Presidentielle 2012 : Les différences premiers/derniers discours

Quelles sont les différences entre les premiers et les derniers discours des différents candidats à la présidentielle ? Glissement sémantiques, retour aux sources, phase spirituelle ou extrême prudence sont au programme.

Sarkozy, en bon sortant, ne se mouille pas

** Il aura tardé avant de se lancer**, l'ancien candidat de la "rupture" ! Sa côte de popularité peu encourageante l'avait d'abord décidé à pencher pour un "blitzkrieg", une guerre éclair d'un mois pour espérer rafler la mise en un temps record.

Mais la possibilité de ne pas pouvoir rattraper un trop grand retard et/ou son caractère impulsif l'ont finalement poussé à annoncer sa candidature le 15 février 2012 sur le plateau de TF1.

Que nous apprend le discours de Villepinte ?

 

 

  • Nicolas Sarkozy a inscrit le discours de Villepinte dans une vision internationale. Les mots "Europe" et "monde" apparaissent respectivement 44 et 29 fois. Le message en filigrane est "notre crise est avant tout due à des problèmes communautaires qu'à une politique nationale, donc ne me sanctionnez pas".
  • la négligence de la valeur "travail" pourtant si chère au candidat de 2007.
  • "je veux" répété 46 fois. Cette formule appuie la volonté de Sarkozy, tout en rappelant à l'auditoire que lui seul peut l'y aider.

Que nous apprend le discours de Besançon ?

D'abord, que le site lafranceforte.fr ne fournit pas tous les textes de tous les grands discours. Le dernier disponible au moment de la rédaction de cet article date du 30 mars 2012.
 

 

On y voit :

  • des références adressées directement à l'adversaire. C'est une stratégie potentiellement contre-productive. En citant trop souvent les autres et leurs propositions, un homme politique semble ne plus exister que grâce à eux.
  • des références à l'immigration. Après la tuerie de Toulouse, c'était inévitable, mais Sarkozy a eu la finesse de ne pas trop grossir le trait, contrairement à Marine le Pen.
  • pas tellement de "liberté", "travail", "mérite", bref de valeurs répétées en 2007...

Sarkozy essaie de fédérer sans s'éparpiller

Finies les promesses du type "travailler plus pour gagner plus". Sarkozy a compris que la crise et sa position de sortant l'affaiblissaient dans sa course à l'Elysée et a donc décidé de relativement calmer son caractère impétueux.

Son principal adversaire a quant à lui passé le cap spirituel.

Hollande se pose en chef de la gauche

François Hollande est un marathonien. Déjà rôdé par l'exercice de la primaire socialiste, il a préféré prendre un départ très tôt pour corriger au besoin le tir. Il l'avantage d'avoir un bilan à critiquer et pas à défendre.

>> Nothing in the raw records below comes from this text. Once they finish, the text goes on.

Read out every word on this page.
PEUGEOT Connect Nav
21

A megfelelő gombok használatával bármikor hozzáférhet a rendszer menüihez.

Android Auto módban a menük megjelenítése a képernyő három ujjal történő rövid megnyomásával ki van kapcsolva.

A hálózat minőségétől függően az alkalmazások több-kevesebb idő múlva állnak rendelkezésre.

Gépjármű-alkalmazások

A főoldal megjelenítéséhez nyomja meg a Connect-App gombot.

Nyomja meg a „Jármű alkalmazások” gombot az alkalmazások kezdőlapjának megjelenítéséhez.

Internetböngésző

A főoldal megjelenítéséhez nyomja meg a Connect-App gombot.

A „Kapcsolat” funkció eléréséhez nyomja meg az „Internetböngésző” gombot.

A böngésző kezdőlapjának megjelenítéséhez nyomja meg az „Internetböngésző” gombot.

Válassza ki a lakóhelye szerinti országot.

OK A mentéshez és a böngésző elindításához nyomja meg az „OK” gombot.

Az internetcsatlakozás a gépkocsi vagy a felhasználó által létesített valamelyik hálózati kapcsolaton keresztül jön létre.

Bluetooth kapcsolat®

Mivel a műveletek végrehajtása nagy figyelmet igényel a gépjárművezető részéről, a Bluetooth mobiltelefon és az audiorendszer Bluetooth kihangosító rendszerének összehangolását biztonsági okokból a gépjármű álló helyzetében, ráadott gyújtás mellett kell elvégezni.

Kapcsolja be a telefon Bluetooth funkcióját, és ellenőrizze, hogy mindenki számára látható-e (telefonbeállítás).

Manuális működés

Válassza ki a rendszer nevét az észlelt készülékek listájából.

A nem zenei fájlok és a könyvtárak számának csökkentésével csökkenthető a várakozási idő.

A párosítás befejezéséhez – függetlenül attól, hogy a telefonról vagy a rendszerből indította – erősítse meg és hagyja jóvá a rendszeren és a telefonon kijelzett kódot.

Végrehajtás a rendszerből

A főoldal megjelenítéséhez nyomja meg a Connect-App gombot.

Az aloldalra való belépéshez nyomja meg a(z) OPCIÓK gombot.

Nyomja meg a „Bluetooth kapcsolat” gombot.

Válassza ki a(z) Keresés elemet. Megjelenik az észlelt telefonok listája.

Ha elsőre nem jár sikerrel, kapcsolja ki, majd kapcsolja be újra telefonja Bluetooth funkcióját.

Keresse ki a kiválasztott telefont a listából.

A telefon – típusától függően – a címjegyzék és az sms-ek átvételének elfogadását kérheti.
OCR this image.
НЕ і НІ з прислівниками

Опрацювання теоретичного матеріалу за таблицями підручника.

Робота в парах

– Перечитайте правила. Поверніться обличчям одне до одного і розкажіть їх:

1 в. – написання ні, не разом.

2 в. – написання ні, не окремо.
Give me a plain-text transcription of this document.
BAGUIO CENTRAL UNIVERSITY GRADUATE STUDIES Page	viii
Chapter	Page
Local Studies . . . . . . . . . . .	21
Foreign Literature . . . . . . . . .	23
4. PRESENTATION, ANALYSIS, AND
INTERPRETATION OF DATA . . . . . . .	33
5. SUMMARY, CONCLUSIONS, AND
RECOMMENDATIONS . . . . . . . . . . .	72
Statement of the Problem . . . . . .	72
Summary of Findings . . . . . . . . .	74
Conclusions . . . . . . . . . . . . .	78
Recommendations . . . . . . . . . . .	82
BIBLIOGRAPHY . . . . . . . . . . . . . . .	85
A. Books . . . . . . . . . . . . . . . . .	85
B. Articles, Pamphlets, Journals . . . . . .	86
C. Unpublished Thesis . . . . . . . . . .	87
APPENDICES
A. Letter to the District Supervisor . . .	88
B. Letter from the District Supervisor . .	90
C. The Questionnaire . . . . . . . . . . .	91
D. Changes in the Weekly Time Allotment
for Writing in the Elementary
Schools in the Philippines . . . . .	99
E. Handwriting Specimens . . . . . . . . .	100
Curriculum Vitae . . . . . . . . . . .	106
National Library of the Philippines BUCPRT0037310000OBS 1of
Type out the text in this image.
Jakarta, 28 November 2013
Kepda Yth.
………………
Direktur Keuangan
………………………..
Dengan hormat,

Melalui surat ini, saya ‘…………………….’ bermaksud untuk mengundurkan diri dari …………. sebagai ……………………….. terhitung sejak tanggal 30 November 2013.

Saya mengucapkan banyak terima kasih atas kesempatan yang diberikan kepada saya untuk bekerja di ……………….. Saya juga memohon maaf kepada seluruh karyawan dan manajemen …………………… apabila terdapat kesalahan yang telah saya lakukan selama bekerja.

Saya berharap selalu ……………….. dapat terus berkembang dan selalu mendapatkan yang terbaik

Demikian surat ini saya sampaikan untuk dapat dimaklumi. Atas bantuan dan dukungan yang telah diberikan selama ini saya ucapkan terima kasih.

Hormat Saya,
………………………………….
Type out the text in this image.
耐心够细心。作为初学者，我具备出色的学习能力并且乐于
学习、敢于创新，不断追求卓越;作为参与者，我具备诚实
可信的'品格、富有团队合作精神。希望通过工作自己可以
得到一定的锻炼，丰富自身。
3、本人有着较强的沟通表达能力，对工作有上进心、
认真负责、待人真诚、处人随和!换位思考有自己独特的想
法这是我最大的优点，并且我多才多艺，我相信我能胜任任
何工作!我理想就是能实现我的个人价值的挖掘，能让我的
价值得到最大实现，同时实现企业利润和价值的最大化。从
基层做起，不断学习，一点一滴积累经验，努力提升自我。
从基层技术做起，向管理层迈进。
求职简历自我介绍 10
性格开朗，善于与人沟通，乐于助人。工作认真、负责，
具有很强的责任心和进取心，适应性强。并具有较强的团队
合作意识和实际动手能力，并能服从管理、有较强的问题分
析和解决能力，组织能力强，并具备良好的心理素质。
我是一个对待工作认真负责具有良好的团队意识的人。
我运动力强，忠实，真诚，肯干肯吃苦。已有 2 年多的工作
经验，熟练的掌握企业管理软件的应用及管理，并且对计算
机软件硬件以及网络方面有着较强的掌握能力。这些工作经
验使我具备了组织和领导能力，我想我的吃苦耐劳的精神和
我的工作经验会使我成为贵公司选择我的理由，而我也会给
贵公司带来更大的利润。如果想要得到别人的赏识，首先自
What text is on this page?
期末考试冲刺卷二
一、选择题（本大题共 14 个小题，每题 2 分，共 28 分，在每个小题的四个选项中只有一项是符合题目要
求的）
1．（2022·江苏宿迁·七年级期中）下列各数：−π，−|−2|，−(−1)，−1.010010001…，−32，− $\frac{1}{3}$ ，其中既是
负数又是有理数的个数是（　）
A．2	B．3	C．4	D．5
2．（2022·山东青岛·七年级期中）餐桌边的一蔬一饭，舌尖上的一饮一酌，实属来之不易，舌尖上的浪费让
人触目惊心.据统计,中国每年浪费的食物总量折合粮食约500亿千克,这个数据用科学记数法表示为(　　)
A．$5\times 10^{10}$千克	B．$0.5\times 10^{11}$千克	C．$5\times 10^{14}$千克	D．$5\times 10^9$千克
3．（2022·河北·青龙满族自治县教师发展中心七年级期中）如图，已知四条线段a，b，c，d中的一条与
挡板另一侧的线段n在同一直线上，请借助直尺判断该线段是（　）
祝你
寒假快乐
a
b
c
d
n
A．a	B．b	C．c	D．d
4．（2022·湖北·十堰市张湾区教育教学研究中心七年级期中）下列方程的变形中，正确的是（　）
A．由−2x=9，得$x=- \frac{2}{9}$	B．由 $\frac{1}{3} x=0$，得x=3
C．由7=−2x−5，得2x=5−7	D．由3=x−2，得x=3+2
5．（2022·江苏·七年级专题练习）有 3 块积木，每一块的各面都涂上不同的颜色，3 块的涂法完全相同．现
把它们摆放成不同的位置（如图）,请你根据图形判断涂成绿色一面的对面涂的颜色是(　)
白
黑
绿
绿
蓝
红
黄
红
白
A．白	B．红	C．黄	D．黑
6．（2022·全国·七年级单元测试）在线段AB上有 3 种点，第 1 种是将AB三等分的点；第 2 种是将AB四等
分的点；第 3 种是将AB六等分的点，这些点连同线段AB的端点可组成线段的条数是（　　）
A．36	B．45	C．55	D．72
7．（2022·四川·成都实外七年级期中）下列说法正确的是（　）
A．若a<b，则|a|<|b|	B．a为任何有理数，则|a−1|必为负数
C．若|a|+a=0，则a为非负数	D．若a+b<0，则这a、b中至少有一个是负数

Que nous apprend le discours du Bourget ?

  • que le candidat du PS ne s'interdit pas le "rêve". 21 mentions dans son discours pour contraster avec le climat d'austérité.
  • l'égalité, valeur chère à la gauche, a une place de choix.
  • comme pour Sarkozy, Hollande martèle le lexique présidentiel à coups de "France", "français", "république".
  • l'Europe est allègrement citée, mais comme une puissance libérale impuissante. Le message implicite est "si vous m'élisez, je ne laisserai pas tout faire".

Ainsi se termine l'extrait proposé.